3 responses to “Don’t Jump”

  1. Claudia Wheeler says :

    Love good luck!

  2. Lene says :

    white men don’t jump…………….:-)

  3. verenaatdickinson says :

    A few years ago, somebody jumped in front of the subway I was riding. I was in the first car. I didn’t see him jump, but I heard everything – which was almost worse. I can still hear it today. As I come from a family of psychologists (and as a matter of fact, my grandma committed suicide as well), I’ve done a lot of thinking on this topic.

    Nobody really knows what goes on in the head of a person who is so determined to end their own life that they disregard everything else. They must be so fully out of their mind that they don’t stop to think about the people who are affected by their action, be it people who mourn the person’s death, the train conductor, the people cleaning the mess, or those on the train…
    I don’t think you can call it selfish. Suicide attempts don’t just happen. The victim usually suffers depression, which is an illness that is not easy (if even possible) to cure on your own.

    I believe that one reason for the amount of suicides could be the extreme stigmatization around the world of depression and other mental disorders. We are lucky enough to have grown up in countries where it is ‘okay’ to consult a counselor, a psychologist, a therapist.
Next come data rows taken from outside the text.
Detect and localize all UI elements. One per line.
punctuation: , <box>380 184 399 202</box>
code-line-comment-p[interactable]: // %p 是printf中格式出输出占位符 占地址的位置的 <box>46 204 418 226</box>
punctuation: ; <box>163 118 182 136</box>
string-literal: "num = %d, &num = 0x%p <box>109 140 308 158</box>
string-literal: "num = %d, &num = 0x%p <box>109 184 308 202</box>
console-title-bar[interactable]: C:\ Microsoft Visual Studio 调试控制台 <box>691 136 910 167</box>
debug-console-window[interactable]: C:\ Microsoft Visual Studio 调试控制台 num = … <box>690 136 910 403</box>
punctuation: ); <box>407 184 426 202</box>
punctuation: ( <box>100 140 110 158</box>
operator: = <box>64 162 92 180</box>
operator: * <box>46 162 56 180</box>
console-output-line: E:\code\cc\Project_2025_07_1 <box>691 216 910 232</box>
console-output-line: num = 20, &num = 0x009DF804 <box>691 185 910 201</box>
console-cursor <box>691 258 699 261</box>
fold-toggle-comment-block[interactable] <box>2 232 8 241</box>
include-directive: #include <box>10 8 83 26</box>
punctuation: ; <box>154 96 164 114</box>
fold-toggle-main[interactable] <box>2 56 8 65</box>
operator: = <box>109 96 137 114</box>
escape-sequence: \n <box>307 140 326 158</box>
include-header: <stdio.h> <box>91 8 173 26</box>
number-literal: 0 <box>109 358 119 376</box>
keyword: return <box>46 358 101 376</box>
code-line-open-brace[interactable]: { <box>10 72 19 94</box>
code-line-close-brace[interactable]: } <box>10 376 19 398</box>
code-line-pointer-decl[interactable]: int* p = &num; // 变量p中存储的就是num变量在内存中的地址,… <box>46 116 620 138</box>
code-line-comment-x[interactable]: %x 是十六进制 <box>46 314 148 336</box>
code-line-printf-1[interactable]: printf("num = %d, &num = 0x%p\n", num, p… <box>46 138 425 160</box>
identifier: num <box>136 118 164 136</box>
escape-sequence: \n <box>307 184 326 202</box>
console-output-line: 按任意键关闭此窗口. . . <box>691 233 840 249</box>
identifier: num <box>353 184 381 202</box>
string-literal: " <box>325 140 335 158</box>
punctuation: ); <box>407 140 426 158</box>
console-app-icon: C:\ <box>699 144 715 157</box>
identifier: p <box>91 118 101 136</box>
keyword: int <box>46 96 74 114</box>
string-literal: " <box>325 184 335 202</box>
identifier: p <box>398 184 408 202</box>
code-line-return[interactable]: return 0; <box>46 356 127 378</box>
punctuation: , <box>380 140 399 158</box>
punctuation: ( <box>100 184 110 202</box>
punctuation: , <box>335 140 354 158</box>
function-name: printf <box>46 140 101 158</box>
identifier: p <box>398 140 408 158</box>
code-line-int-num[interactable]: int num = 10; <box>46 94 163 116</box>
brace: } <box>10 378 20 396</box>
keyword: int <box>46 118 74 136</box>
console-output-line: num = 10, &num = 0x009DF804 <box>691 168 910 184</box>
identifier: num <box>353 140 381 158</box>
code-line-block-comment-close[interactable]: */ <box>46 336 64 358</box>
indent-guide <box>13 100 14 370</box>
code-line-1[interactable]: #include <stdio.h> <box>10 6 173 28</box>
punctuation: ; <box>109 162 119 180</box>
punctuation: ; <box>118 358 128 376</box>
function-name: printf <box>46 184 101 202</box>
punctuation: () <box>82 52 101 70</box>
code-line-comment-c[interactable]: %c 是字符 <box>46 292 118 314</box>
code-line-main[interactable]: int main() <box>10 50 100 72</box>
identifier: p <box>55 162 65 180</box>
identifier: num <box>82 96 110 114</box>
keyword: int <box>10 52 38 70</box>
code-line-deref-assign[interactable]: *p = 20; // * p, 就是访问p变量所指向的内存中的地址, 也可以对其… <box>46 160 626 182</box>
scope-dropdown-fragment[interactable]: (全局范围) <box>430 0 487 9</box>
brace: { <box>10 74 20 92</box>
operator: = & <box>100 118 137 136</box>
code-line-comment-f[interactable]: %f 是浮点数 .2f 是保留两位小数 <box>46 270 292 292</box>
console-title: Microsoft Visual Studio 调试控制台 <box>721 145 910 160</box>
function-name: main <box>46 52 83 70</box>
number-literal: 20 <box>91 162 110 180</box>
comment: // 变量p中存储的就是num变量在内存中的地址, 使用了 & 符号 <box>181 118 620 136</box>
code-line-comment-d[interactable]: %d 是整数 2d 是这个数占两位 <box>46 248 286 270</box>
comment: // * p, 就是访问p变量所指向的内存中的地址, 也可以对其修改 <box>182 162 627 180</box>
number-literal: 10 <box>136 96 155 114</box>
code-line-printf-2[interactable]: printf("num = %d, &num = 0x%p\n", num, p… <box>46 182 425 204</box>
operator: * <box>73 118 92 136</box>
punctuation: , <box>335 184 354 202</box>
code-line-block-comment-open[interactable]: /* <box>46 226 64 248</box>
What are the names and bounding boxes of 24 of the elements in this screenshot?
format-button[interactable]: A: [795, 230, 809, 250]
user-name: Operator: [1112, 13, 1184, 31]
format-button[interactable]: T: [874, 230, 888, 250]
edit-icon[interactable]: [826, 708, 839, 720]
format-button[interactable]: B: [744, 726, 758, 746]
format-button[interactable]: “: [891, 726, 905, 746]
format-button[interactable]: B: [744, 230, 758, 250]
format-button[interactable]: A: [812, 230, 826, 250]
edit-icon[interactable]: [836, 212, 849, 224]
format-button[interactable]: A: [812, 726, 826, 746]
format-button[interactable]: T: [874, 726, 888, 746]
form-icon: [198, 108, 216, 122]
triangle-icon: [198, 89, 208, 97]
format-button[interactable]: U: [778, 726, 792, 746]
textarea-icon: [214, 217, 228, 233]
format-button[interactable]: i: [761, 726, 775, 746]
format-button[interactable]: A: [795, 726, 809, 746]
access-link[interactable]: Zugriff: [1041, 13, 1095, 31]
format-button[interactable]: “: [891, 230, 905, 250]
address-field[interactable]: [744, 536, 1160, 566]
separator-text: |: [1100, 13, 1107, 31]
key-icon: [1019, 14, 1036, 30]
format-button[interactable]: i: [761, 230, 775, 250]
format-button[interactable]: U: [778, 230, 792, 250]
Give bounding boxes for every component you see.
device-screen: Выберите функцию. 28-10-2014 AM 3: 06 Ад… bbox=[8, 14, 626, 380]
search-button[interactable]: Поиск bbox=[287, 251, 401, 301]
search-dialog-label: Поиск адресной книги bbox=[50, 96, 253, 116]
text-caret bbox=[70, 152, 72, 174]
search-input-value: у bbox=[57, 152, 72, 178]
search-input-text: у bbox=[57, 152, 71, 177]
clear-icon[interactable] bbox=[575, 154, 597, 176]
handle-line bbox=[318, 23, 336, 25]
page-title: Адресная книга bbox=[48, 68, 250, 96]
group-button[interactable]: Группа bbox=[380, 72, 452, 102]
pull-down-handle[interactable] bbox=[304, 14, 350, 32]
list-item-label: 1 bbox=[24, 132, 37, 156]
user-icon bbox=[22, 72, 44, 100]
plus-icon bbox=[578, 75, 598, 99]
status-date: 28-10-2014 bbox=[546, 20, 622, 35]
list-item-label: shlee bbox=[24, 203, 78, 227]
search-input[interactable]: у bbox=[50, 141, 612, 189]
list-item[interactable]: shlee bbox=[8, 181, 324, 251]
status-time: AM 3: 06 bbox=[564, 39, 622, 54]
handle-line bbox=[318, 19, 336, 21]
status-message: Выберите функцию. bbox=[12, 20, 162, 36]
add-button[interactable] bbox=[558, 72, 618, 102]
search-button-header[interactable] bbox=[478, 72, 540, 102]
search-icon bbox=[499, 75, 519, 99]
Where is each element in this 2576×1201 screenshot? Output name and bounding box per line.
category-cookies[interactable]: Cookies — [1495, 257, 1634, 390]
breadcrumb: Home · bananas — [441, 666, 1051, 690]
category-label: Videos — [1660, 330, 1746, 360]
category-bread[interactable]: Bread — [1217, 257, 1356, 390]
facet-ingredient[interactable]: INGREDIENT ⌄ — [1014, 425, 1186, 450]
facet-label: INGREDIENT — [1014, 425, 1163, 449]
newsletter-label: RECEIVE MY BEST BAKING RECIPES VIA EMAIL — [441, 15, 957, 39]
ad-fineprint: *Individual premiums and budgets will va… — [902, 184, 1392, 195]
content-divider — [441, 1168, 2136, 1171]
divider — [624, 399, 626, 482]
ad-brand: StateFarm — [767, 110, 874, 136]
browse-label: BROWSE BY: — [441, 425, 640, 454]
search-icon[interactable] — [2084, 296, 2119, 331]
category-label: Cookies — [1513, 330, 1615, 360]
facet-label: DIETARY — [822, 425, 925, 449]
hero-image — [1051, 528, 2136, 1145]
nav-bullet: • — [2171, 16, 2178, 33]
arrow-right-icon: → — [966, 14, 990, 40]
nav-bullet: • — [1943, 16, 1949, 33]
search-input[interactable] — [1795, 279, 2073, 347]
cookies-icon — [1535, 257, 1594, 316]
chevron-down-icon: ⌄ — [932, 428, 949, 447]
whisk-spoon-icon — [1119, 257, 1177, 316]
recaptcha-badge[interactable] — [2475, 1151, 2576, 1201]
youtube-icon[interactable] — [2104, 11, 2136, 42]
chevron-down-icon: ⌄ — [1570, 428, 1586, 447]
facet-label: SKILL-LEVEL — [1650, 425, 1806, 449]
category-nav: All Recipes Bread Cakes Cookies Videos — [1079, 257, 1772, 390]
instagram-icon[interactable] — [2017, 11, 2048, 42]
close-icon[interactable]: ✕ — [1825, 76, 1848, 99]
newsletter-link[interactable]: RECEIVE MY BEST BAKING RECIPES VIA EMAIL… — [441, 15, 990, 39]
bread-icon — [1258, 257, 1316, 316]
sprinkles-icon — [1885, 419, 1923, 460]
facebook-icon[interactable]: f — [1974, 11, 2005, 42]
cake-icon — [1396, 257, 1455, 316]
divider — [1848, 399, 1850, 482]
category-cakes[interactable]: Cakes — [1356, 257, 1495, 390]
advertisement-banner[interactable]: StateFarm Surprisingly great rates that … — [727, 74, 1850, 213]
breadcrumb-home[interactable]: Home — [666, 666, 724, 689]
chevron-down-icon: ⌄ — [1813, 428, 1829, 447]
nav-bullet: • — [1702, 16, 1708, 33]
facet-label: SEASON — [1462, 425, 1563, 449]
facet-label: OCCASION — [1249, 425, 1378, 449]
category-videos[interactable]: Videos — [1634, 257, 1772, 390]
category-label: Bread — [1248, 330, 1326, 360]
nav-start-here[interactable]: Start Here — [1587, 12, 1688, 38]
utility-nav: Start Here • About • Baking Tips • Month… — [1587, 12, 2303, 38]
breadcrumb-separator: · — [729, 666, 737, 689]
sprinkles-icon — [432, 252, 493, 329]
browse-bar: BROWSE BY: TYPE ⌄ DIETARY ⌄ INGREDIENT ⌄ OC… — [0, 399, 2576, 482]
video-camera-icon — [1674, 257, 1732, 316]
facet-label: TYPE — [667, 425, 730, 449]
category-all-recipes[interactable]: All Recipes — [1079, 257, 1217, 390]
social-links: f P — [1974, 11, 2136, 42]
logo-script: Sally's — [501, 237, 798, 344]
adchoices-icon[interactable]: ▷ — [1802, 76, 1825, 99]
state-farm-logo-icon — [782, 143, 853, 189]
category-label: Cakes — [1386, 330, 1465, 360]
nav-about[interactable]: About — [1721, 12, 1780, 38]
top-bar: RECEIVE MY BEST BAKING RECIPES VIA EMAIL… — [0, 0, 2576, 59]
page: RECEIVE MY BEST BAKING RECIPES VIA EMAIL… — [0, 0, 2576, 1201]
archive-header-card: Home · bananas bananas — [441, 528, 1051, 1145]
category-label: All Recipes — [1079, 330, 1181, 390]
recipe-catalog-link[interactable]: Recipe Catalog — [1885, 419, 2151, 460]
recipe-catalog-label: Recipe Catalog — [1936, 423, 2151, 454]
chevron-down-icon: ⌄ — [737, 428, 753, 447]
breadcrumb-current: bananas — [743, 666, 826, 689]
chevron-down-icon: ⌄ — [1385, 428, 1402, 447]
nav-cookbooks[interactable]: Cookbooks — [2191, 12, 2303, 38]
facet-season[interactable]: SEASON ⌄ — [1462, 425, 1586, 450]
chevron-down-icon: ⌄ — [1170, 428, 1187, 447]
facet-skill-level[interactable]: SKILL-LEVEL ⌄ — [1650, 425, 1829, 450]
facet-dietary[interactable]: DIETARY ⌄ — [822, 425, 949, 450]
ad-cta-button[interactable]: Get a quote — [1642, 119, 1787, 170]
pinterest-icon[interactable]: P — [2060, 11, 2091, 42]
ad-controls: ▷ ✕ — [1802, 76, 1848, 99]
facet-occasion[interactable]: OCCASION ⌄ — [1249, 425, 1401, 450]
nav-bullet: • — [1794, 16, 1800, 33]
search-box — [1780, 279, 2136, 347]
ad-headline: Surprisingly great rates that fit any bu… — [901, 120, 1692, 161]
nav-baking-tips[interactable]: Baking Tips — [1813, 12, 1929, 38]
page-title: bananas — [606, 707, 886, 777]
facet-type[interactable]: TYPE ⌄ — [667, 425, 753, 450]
Although it is, to a certain degree, still stigmatized here, I doubt that it is anywhere close to the strict “no-go” in other cultures.
    Admitting that you have a problem, that you cannot deal with the simplest tasks anymore because you are eaten up by depression, takes strength even here. In a culture, in which ‘losing face’ is the worst that can happen to you, people are not likely to get professional help. Instead, they try to fight it on their own – and often fail.